«В развитии гражданской науки скрыт огромный потенциал»
Руководительница фонда «Озеро Байкал» Анастасия Цветкова — об опеке байкальской нерпы
Как правильно заботиться об озере Байкал? Какие проблемы для экосистемы крупнейшего резервуара пресной воды в мире создают туристы и как эти проблемы решать? Где взять для всего этого средства? Руководительница фонда «Озеро Байкал» Анастасия Цветкова отвечает на эти вопросы и рассказывает «Ъ-Науке» об опеке байкальской нерпы, открытиях ученых и приобщении корпораций к природе.
Фото: Александр Манзюк, Коммерсантъ
Фото: Александр Манзюк, Коммерсантъ
— Анастасия, вы и ваш фонд занимаетесь сохранением самого глубокого озера планеты и территорий, которые его окружают. Самая последняя новость о Байкале — в этом году он замерз позже обычного. Что происходит? Всему виной климат?

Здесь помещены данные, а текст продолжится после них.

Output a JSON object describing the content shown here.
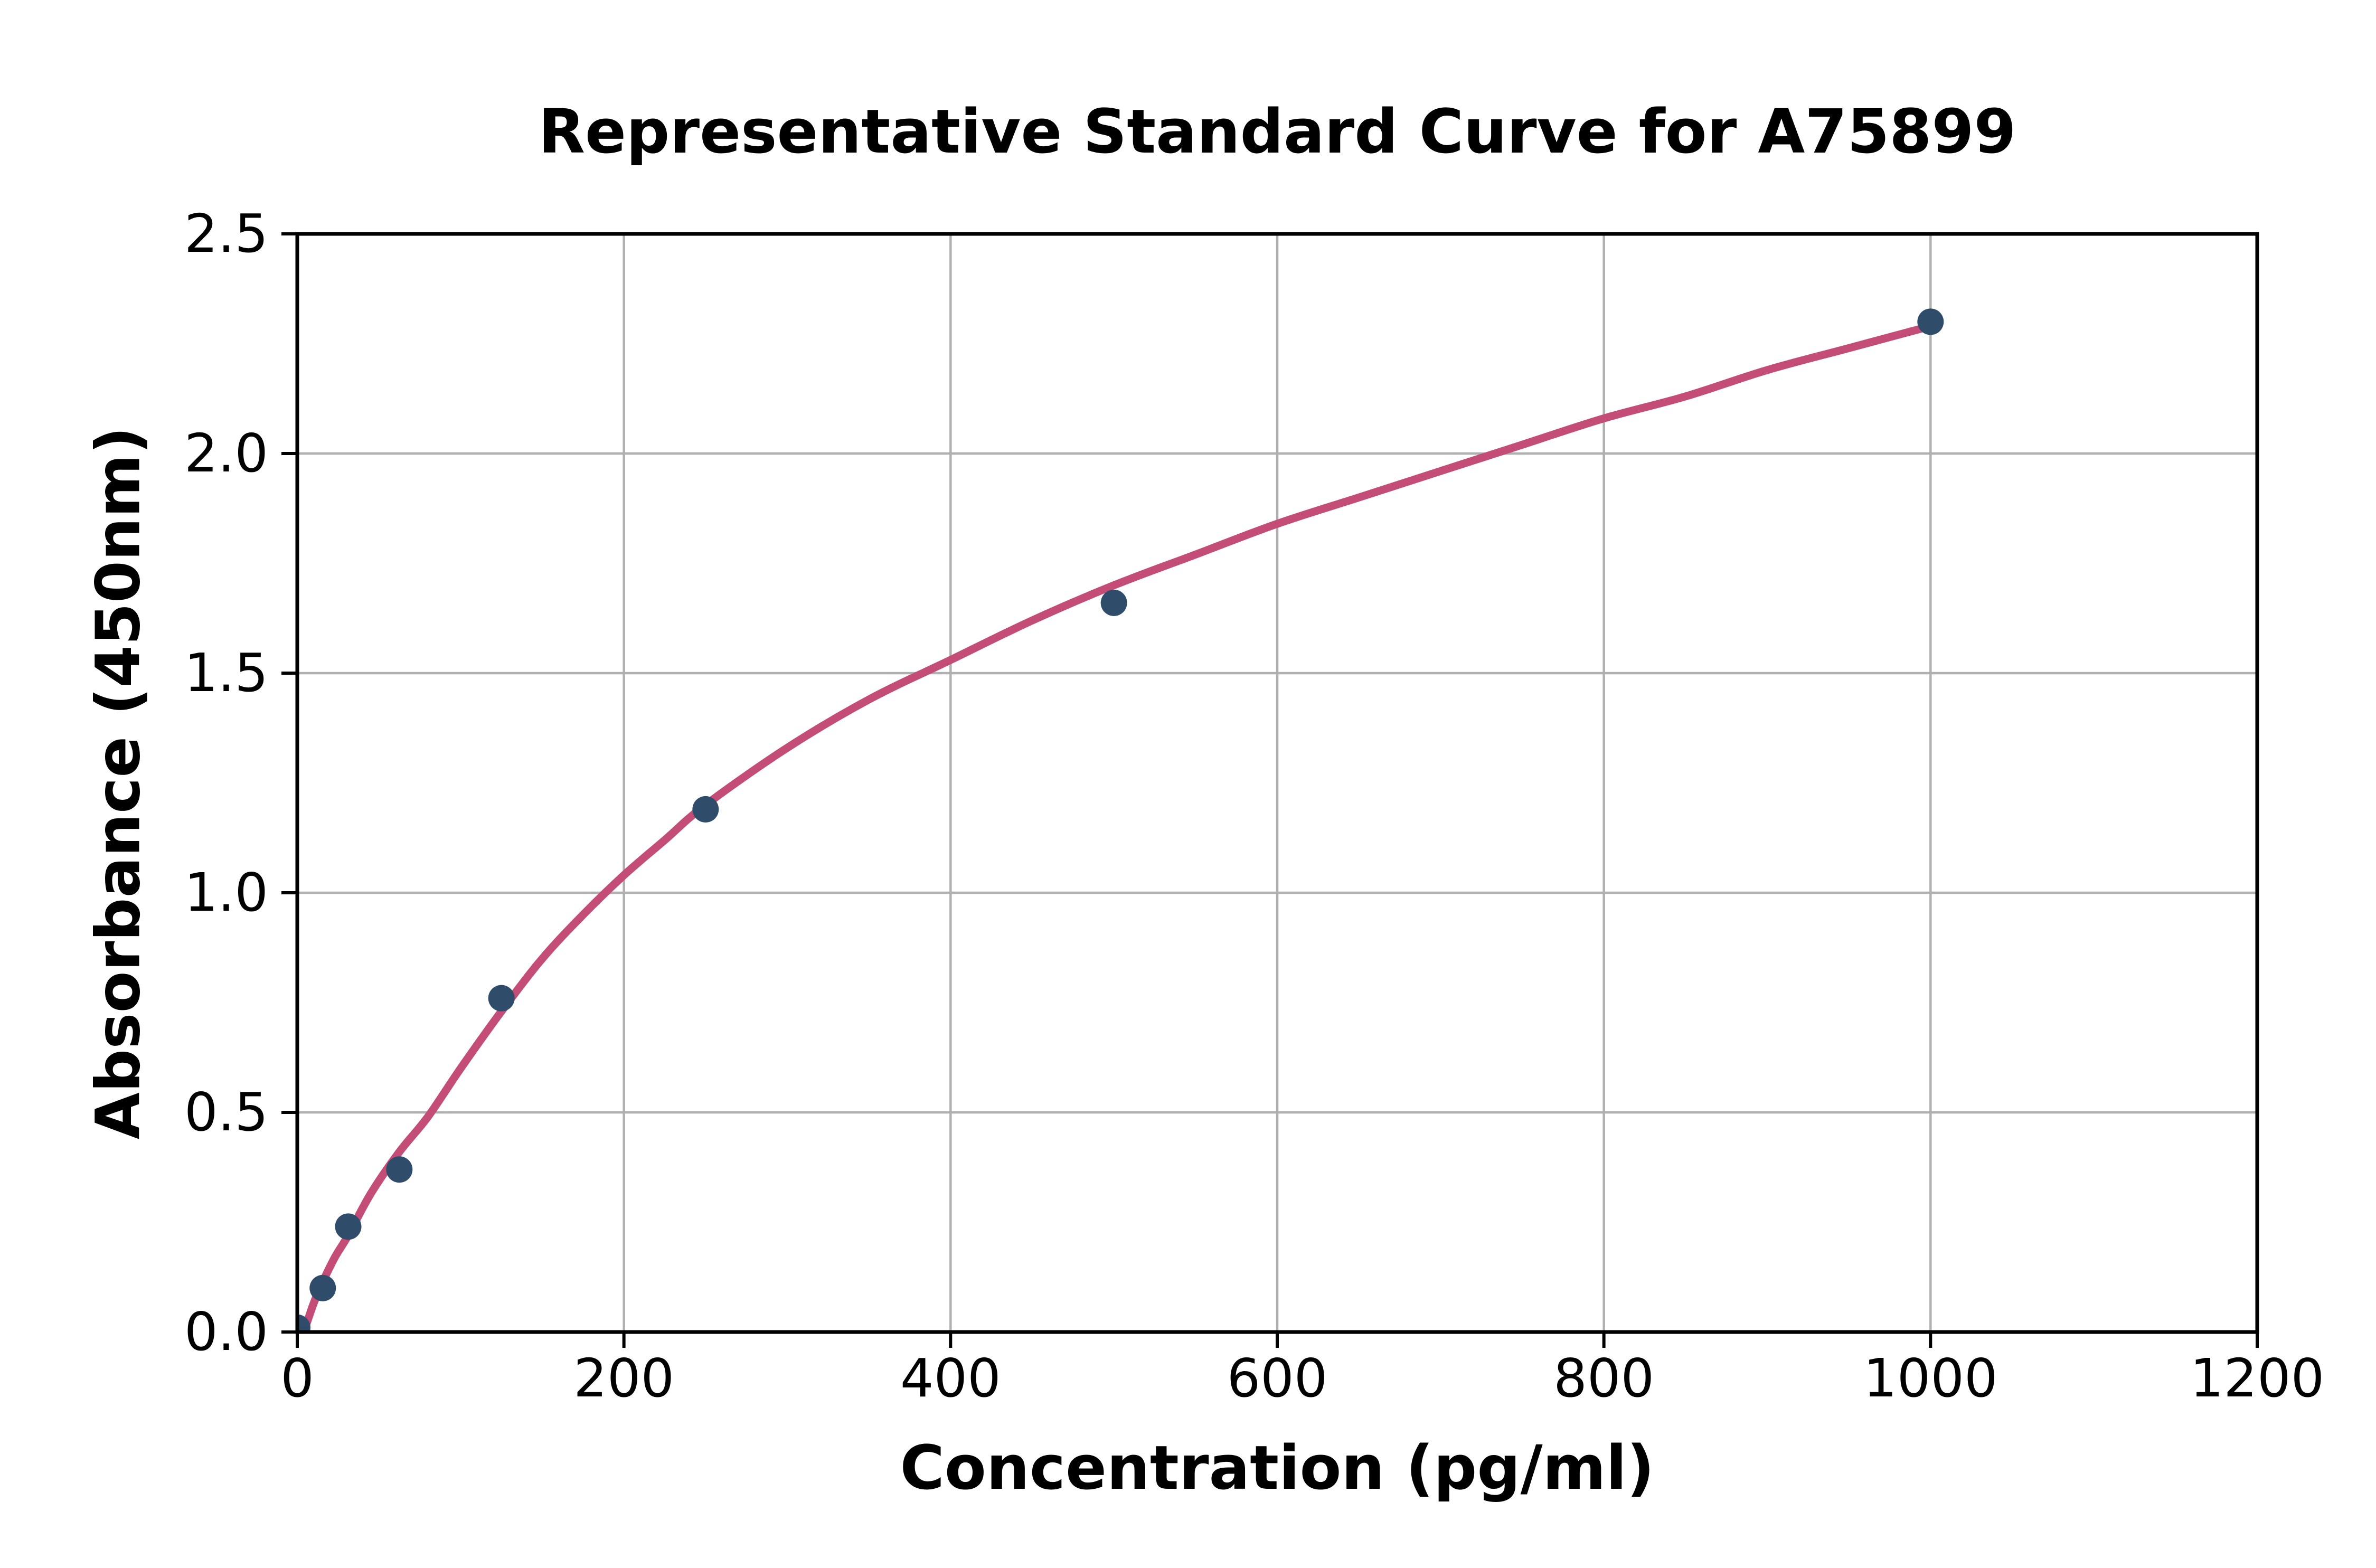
{
  "chart_data": {
    "type": "scatter",
    "title": "Representative Standard Curve for A75899",
    "xlabel": "Concentration (pg/ml)",
    "ylabel": "Absorbance (450nm)",
    "xlim": [
      0,
      1200
    ],
    "ylim": [
      0,
      2.5
    ],
    "x_tick_labels": [
      "0",
      "200",
      "400",
      "600",
      "800",
      "1000",
      "1200"
    ],
    "x_tick_values": [
      0,
      200,
      400,
      600,
      800,
      1000,
      1200
    ],
    "y_tick_labels": [
      "0.0",
      "0.5",
      "1.0",
      "1.5",
      "2.0",
      "2.5"
    ],
    "y_tick_values": [
      0,
      0.5,
      1.0,
      1.5,
      2.0,
      2.5
    ],
    "grid": true,
    "legend_position": "none",
    "series": [
      {
        "name": "standards",
        "points": [
          {
            "x": 0,
            "y": 0.01
          },
          {
            "x": 15.6,
            "y": 0.1
          },
          {
            "x": 31.2,
            "y": 0.24
          },
          {
            "x": 62.5,
            "y": 0.37
          },
          {
            "x": 125,
            "y": 0.76
          },
          {
            "x": 250,
            "y": 1.19
          },
          {
            "x": 500,
            "y": 1.66
          },
          {
            "x": 1000,
            "y": 2.3
          }
        ]
      }
    ],
    "fit_curve_points": [
      [
        4,
        0.0
      ],
      [
        10,
        0.065
      ],
      [
        15.6,
        0.114
      ],
      [
        23,
        0.17
      ],
      [
        31.2,
        0.22
      ],
      [
        45,
        0.315
      ],
      [
        62.5,
        0.41
      ],
      [
        80,
        0.49
      ],
      [
        100,
        0.6
      ],
      [
        125,
        0.73
      ],
      [
        150,
        0.85
      ],
      [
        175,
        0.95
      ],
      [
        200,
        1.04
      ],
      [
        225,
        1.12
      ],
      [
        250,
        1.2
      ],
      [
        300,
        1.33
      ],
      [
        350,
        1.44
      ],
      [
        400,
        1.53
      ],
      [
        450,
        1.62
      ],
      [
        500,
        1.7
      ],
      [
        550,
        1.77
      ],
      [
        600,
        1.84
      ],
      [
        650,
        1.9
      ],
      [
        700,
        1.96
      ],
      [
        750,
        2.02
      ],
      [
        800,
        2.08
      ],
      [
        850,
        2.13
      ],
      [
        900,
        2.19
      ],
      [
        950,
        2.24
      ],
      [
        1000,
        2.29
      ]
    ],
    "colors": {
      "point": "#2F4D6B",
      "curve": "#C44D78",
      "grid": "#B0B0B0",
      "axis": "#000000",
      "text": "#000000",
      "background": "#FFFFFF"
    }
  }
}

— В сибирском климатическом секторе климат меняется быстрее, чем на всем континенте. Если посмотреть на статистику образования льда — как правило, это середина января, то в последние сто лет можно увидеть, что более чем в половине случаев лед к этой дате не схватывается. Теплые зимы на Байкале не редкость, и последние 25 лет такое позднее ледообразование на Байкале отмечали и в 2007, 2008, 2014 и 2015 годах. Самая поздняя дата до этого года была 3 февраля — в 1958 и 1984 годах, если верить статистике Иркутского гидрометцентра. Конечно, изменение климата влияет на изменение мест обитания флоры и фауны и, соответственно, может нести риски для биоразнообразия Байкала. Так или иначе любое изменение климата будет связано с этими рисками.
— Загрязненные сточные воды, которые попадают в Байкал,— до сих пор одна из проблем, которую не получается решить. Насколько сейчас все критично?
— Эта проблема, во-первых, связана с работой или полным отсутствием очистных сооружений в населенных пунктах вокруг Байкала. В результате в озеро попадают различные вещества, в том числе азот и фосфор из канализационных стоков, с пастбищ. Как следствие, в некоторых экологически неблагополучных прибрежных местах есть распространение водоросли спирогиры, которая вытесняет водоросли-эндемики, например водоросль-губку, которая фильтрует и очищает воду Байкала.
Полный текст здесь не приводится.